Pourtant, le monde a déjà traversé à maintes reprises des crises économiques apparemment insurmontables et en est sorti plus fort et en meilleure forme (Grande Dépression de 1929 à 1939, choc pétrolier de l’OPEP en 1973, crise asiatique de 1997, crise financière mondiale de 2007-2008). Il est possible qu’une situation identique ou similaire se reproduise. Comme nous l’avons déjà vécu par le passé, qu’y a-t-il de si différent aujourd’hui ?

Les risques à plus long terme identifiés dans le nouveau rapport du FEM, notamment en lien avec la crise environnementale imminente, viennent compliquer la situation.

Changements climatiques : la « bombe à risques » qui nous menace tous

À l’échelle d’une décennie, c’est l’urgence écologique qui semble redéfinir la notion de risque global : une « bombe à risques » dont les fragments pourraient s’étendre à tous les aspects de notre vie.

Les experts consultés par le FEM sont sans équivoque.

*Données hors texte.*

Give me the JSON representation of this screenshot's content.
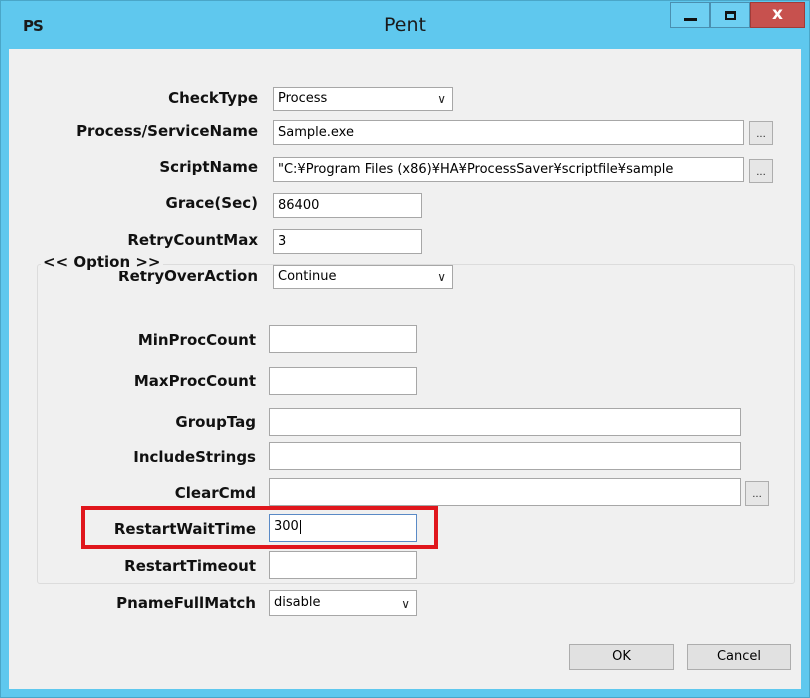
{
  "window": {
    "app_icon": "PS",
    "title": "Pent",
    "controls": {
      "minimize": "minimize",
      "maximize": "maximize",
      "close": "x"
    }
  },
  "form": {
    "check_type": {
      "label": "CheckType",
      "value": "Process"
    },
    "process_service_name": {
      "label": "Process/ServiceName",
      "value": "Sample.exe",
      "browse": "..."
    },
    "script_name": {
      "label": "ScriptName",
      "value": "\"C:¥Program Files (x86)¥HA¥ProcessSaver¥scriptfile¥sample",
      "browse": "..."
    },
    "grace_sec": {
      "label": "Grace(Sec)",
      "value": "86400"
    },
    "retry_count_max": {
      "label": "RetryCountMax",
      "value": "3"
    },
    "retry_over_action": {
      "label": "RetryOverAction",
      "value": "Continue"
    }
  },
  "option": {
    "title": "<< Option >>",
    "min_proc_count": {
      "label": "MinProcCount",
      "value": ""
    },
    "max_proc_count": {
      "label": "MaxProcCount",
      "value": ""
    },
    "group_tag": {
      "label": "GroupTag",
      "value": ""
    },
    "include_strings": {
      "label": "IncludeStrings",
      "value": ""
    },
    "clear_cmd": {
      "label": "ClearCmd",
      "value": "",
      "browse": "..."
    },
    "restart_wait_time": {
      "label": "RestartWaitTime",
      "value": "300"
    },
    "restart_timeout": {
      "label": "RestartTimeout",
      "value": ""
    },
    "pname_full_match": {
      "label": "PnameFullMatch",
      "value": "disable"
    }
  },
  "buttons": {
    "ok": "OK",
    "cancel": "Cancel"
  },
  "colors": {
    "titlebar": "#5fc8ee",
    "close_button": "#c7514e",
    "highlight": "#e0161c"
  }
}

Si l’on se réfère aux risques répertoriés plus haut, sept des dix dangers les plus graves d’ici 2033 sont directement liés au réchauffement climatique : incapacité à limiter les changements climatiques, échec de l’adaptation, catastrophes naturelles/événements météorologiques extrêmes, perte de biodiversité et effondrement des écosystèmes, migrations involontaires généralisées, crises des ressources naturelles et dommages environnementaux à grande échelle. En outre, au moins deux des 10 principaux risques restants sont au moins tangentiellement liés au changement climatique : l’érosion de la cohésion sociale et les affrontements géoéconomiques.

Les maigres progrès vers les objectifs climatiques convenus lors de la COP21 en 2015 (plus connus sous le nom de « Accord de Paris ») ont mis en évidence le gouffre entre l’idéalisme rhétorique et la réalité politique. Malheureusement, cela signifie que nos écosystèmes naturels continueront à souffrir à moyen terme, car les ressources et les énergies sont consacrées aux difficultés économiques à court terme.

Malgré des engagements répétés de lutte contre le dérèglement climatique, les émissions de CO2 ont augmenté de 60 % depuis le lancement de la Convention-cadre des Nations Unies sur les changements climatiques en 1992.[7] Le changement climatique devrait entraîner quelque 250 000 décès supplémentaires par an entre 2030 et 2050, principalement dus à la famine, au stress thermique et aux maladies.[8]

D’ici à 2050, les villes de plusieurs continents (Asie, Amérique du Nord et Europe) devraient connaître une hausse des températures du « mois le plus chaud » comprise entre 1,9 °C et 8 °C.[9] À cette même date, le niveau des mers le long du littoral des États-Unis pourrait s’élever jusqu’à 30,5 cm au-dessus du niveau actuel.[10]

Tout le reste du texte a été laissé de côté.